Pirate copiers are only human

YouTube and Co. – our weekly Telepolis video review

Minister Xerox von und zu Guttenberg is a must-see for us this week – also because of several tips readers sent us, for example this anti-piracy commercial, and this is the new PR-campaign of the minister, but this is the original Guttenberg keyboard. But even the turkish prasident is a pirate. By the way, this is also a reader tip: Ken Jebsen on the aftermath of the Egyptian revolution.

Pirate copiers are only human

Riots in Bahrain


Media forgetting

Communication technologies and the memory of society

Modern society is a society of forgetting, at least according to Elena Esposito. According to the Luhmann scholar, the modern media are machines that for centuries have particularly increased the ability to erase data. A high point is now said to have been reached by the computer media, which, according to Esposito, do not record content, only decisions. From this follows – once again – the announcement of a media revolution of the Western world view, to which distinctions such as subject and object or this world and the other world are lost, which incidentally explains the booming market for esotericism.

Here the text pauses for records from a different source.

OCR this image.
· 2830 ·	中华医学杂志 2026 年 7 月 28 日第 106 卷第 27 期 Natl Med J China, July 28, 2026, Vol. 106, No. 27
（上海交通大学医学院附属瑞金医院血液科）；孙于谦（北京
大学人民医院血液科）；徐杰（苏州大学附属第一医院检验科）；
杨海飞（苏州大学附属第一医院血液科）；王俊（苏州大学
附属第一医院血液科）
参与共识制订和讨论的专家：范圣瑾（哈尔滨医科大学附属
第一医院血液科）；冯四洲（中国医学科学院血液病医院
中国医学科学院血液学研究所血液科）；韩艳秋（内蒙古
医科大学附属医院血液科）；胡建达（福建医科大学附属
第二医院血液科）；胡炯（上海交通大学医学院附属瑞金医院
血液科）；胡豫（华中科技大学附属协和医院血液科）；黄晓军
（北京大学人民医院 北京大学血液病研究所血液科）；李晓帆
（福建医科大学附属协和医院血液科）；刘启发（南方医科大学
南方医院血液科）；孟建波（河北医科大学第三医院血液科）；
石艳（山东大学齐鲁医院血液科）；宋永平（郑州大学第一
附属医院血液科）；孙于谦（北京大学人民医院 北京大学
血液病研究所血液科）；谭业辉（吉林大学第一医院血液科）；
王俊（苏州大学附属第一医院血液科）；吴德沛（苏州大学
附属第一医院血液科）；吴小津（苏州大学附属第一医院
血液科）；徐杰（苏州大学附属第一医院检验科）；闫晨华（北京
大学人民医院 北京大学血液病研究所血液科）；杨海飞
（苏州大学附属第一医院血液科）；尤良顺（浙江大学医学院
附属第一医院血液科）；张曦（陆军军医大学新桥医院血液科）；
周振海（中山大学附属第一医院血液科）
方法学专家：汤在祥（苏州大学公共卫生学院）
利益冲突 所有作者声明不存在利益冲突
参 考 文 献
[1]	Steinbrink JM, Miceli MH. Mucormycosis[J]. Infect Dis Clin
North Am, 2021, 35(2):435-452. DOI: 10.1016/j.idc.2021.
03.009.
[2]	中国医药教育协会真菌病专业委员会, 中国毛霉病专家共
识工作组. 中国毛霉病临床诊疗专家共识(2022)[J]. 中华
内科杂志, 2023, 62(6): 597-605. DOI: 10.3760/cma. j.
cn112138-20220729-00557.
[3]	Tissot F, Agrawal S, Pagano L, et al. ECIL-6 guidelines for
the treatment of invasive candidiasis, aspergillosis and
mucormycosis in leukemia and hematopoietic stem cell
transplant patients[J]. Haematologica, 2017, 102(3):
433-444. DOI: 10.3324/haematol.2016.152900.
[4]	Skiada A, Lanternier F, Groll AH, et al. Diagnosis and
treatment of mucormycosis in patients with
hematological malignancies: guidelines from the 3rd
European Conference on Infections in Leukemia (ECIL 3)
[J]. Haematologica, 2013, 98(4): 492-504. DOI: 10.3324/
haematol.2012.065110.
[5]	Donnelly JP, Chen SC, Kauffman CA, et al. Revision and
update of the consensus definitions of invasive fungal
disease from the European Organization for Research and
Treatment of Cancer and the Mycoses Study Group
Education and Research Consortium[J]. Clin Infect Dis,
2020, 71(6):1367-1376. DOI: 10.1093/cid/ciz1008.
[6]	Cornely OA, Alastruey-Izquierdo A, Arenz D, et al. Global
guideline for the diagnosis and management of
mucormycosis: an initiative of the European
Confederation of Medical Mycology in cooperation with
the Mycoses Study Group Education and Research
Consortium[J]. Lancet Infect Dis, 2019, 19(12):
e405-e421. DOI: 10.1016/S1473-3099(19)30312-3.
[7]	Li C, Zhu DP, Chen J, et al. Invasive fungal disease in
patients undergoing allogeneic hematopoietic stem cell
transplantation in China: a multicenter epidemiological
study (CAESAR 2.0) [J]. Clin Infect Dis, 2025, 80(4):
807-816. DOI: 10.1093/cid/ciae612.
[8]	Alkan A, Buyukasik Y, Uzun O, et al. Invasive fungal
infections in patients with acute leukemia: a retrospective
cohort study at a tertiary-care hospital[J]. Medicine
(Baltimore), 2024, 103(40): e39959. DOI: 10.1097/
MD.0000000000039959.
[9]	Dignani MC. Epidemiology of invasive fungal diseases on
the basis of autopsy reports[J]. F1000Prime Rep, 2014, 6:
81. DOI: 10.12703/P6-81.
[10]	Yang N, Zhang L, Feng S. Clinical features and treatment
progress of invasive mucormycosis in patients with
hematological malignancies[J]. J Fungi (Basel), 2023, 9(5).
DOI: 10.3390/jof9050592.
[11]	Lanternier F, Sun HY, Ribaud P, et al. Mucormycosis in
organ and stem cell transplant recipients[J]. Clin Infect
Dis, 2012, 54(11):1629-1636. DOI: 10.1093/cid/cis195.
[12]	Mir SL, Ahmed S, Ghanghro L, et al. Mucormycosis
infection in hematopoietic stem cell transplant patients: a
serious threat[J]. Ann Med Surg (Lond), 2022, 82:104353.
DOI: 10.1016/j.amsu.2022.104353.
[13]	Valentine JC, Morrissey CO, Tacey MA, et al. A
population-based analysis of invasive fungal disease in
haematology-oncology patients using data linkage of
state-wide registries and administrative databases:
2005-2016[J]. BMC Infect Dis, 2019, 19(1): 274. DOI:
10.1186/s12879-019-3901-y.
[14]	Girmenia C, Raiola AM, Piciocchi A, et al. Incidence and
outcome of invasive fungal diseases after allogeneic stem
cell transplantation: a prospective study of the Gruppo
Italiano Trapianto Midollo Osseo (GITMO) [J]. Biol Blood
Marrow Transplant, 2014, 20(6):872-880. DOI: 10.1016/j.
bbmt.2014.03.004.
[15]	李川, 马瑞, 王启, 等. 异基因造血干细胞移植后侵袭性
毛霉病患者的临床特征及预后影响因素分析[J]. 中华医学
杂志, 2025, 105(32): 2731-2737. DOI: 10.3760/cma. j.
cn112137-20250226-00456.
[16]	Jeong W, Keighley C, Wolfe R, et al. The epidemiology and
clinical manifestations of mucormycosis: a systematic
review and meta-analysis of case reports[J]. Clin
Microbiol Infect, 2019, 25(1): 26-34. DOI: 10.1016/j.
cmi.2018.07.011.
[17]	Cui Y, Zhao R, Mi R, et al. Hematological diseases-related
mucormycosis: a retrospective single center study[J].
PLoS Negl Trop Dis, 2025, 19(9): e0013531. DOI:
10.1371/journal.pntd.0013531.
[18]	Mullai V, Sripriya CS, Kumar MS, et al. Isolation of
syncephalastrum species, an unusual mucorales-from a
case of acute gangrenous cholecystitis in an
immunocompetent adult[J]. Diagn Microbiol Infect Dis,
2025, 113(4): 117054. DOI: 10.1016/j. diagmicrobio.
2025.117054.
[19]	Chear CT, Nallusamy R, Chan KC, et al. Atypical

That there is a connection between the communication media of a society and its ability to remember things was already suspected by Plato in the Phaidros-Dialogue. The invention of letters would instill oblivion – in the souls of learners – because, trusting in the memory capacity of writing, they could neglect their own memory capacity. The Italian sociologist Elena Esposito would probably agree with Plato, even if her new book Social Forgetting is concerned neither with people nor with their souls, but only with communicative structures, in which Esposito finds the memory of society. The modern communication media, she believes, are the "tools of forgetting" – and also the increasingly "increasingly sophisticated forms of information storage are also" "first of all a form of forgetting" represented.